The good news is that once you’ve found the problem food, you can take steps to alleviate any side effects. ‘You can sometimes eat small amounts of the food in question without it having too much of an effect. Equally, if you remove the food from your diet until you have a period of time with no symptoms, you may be able to reintroduce the food in small amounts without the side effects (see below for more info). It really is a case of trial and error and keeping a watchful eye on what you eat and how you react to different foods,’ adds Chloë. And if you do quit the specific food or food groups that are causing symptoms,  – you might experience a few wellbeing perks. You could find that you lose a few pounds, experience clearer skin, have more energy and just generally feel better, however it must be noted that the effects can vary from person to person and are often dependent on the severity of symptoms to begin with.

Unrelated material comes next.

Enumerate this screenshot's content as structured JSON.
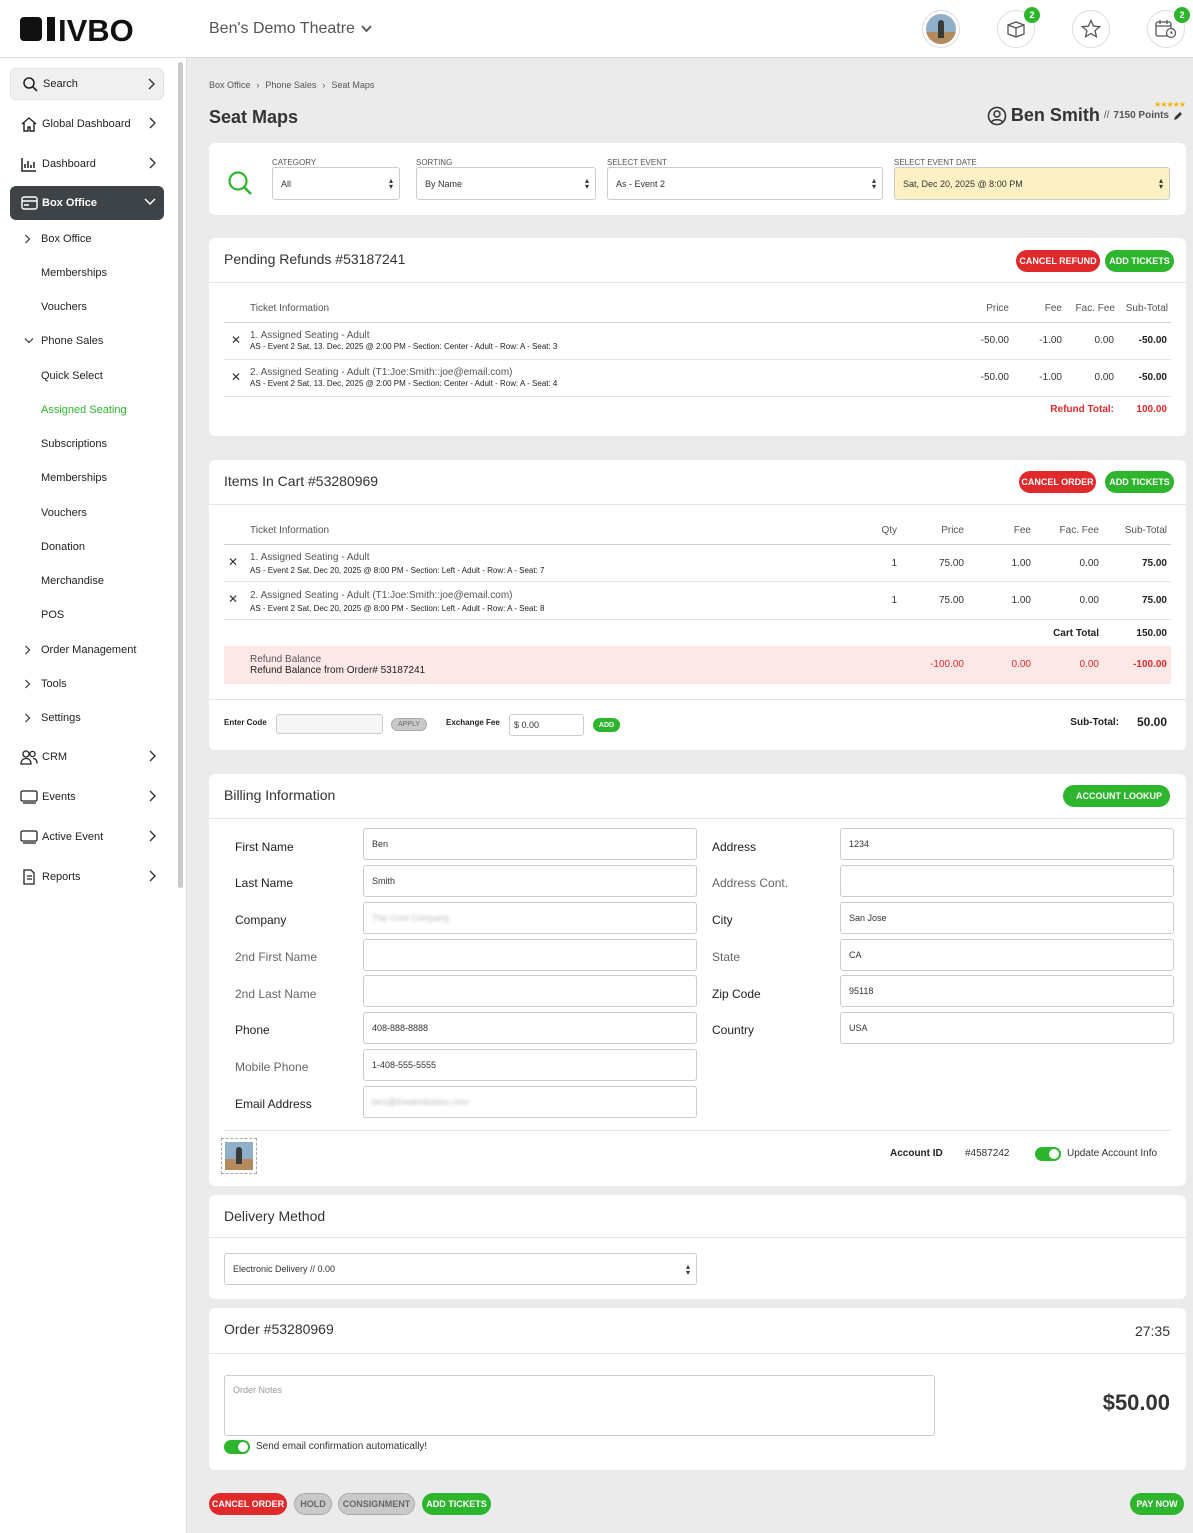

And even if you can’t tolerate the trigger food after eliminating it for some time, there are plenty of free-from options such as gluten-free bread and pasta, lactose-free milk, vegan cheese and soya yoghurts.

Allergy or intolerance?

They are often used interchangeably, but food intolerances and allergies are actually very different issues. The Food Standards Agency estimates that around 10 people a year in the UK die from severe allergic reactions to food. An allergy is where the immune perceives a specific food as a threat and releases antibodies to fight it. The immune system then typically produces immunoglobulin E (IgE) antibodies to the allergen, which trigger other cells to release substances that cause inflammation. ‘The body rejects and attacks certain foods, and although the symptoms are often mild, they can also be extremely dangerous and life-threatening,’ says Chloe. Even small trace amounts can cause nasty reactions such as eczema flare-ups, vomiting, diarrhoea or lip swelling, and in extreme cases, allergies can be fatal. Fortunately, food allergy is relatively rare, only affecting an estimated 1-2 per cent of people in the UK.